Bernie’s loyalty pact with the Democratic leadership is based on the distorted logic that the best way to fight the right is by lining up behind the political center. But if that were the case, why is the end result a scenario where Republicans are set to control the House? Why is it that Trump could very likely run (and win) in 2024?

The Democrats have shown time and again they’re not capable of stopping the growth of the right. The only way we can do that is by building a strong, working-class, left alternative to the Democratic Party that takes zero money from corporations and billionaires. 

In 2016 and 2020, Socialist Alternative called on Bernie Sanders to break from the Democratic Party and begin constructing this alternative. If he’d done that, millions would’ve followed him. We could’ve built a political home for the millions of Americans who support Medicare for All, who support taxing the rich, who support a Green New Deal. 

Bernie has so far rejected this task, and it’s likely he’ll continue to do so.

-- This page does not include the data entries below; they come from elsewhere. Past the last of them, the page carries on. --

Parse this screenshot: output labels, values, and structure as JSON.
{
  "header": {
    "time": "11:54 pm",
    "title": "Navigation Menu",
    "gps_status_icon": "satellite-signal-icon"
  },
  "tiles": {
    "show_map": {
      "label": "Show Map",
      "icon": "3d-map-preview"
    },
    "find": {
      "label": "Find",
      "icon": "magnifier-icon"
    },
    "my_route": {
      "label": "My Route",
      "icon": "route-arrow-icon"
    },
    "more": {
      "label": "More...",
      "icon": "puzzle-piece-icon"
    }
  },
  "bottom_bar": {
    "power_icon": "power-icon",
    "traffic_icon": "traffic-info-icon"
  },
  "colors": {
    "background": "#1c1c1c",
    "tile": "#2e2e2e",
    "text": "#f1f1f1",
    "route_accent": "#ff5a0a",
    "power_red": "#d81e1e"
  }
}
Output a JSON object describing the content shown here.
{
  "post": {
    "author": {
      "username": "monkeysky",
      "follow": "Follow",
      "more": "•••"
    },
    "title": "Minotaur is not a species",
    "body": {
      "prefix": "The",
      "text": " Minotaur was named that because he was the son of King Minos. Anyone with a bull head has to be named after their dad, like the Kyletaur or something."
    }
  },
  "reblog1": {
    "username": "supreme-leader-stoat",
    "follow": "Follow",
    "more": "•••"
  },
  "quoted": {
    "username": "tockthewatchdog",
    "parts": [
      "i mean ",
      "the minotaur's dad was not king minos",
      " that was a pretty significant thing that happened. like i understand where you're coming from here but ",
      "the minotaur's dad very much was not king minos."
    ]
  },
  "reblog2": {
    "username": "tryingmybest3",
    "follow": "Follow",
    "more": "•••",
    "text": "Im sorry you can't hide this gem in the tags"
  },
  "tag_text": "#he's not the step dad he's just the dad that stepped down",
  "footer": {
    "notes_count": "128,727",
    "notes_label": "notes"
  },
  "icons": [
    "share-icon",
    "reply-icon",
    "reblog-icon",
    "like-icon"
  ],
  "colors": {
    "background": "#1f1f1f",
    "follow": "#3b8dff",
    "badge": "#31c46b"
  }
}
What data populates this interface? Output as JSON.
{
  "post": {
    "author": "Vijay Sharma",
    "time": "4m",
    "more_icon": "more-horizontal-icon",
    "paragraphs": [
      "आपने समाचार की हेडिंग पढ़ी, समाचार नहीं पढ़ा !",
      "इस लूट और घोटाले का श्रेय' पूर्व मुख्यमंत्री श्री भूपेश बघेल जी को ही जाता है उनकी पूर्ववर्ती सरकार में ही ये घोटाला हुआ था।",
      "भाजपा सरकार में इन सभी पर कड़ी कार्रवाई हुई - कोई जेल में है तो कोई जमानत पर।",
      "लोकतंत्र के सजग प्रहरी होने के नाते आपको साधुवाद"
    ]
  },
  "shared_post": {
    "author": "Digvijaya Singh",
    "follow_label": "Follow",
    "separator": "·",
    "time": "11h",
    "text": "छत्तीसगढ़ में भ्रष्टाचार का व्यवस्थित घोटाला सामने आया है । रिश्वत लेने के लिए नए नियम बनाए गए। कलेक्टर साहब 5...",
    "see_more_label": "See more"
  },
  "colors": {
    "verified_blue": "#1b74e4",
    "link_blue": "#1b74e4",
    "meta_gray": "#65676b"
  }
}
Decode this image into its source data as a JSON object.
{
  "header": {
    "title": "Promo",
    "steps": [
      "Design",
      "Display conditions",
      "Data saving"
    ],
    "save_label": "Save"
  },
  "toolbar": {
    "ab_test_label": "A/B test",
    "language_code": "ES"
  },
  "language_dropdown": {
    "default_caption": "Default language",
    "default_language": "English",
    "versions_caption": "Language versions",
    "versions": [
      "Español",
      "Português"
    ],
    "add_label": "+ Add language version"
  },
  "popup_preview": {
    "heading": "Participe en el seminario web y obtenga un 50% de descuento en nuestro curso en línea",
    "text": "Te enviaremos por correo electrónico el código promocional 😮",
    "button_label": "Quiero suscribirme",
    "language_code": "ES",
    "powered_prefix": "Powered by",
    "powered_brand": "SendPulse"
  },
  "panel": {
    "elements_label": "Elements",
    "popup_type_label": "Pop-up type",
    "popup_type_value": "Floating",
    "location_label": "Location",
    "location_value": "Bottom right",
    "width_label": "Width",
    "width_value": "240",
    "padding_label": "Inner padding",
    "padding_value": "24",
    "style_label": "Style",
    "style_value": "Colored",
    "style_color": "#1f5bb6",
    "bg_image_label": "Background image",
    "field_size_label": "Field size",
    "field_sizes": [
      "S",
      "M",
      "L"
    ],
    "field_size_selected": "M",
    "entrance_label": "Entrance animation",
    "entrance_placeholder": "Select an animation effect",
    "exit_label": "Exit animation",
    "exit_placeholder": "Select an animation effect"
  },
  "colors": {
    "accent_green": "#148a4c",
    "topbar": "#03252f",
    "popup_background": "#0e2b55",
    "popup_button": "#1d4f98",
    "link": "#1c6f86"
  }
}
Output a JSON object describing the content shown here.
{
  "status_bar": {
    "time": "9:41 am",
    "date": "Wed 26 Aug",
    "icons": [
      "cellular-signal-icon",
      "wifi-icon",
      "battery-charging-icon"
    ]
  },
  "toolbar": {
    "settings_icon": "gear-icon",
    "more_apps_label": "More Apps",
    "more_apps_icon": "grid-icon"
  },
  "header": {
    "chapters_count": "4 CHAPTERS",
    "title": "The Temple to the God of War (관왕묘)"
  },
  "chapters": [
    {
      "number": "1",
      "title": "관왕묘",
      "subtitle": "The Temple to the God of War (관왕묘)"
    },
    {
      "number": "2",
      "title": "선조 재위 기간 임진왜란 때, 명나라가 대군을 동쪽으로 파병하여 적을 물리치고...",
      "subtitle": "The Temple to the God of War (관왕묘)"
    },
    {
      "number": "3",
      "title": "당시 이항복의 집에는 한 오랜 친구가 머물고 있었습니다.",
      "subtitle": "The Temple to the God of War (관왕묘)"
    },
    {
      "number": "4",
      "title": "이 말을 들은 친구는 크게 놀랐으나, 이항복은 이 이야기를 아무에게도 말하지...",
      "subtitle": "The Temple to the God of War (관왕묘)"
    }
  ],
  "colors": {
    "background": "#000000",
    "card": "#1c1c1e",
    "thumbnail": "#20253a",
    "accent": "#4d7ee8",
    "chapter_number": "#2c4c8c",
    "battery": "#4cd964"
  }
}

But building a working-class political force outside both corporate parties remains one of the most important projects for working people in the U.S. 

We can begin to lay the groundwork for this here and now. We can take the fight to our unions, demanding that they end the practice of writing blank checks to Democratic Party politicians using union dues. We can campaign within our youth or community organizations, demanding a clear stance of political independence from the Democrats. We can run independent candidates for political office in cities across the country.

It’s only on this basis of a divorce with the Democrats that we can launch a struggle to win Medicare for All, and beyond that – to win a better world.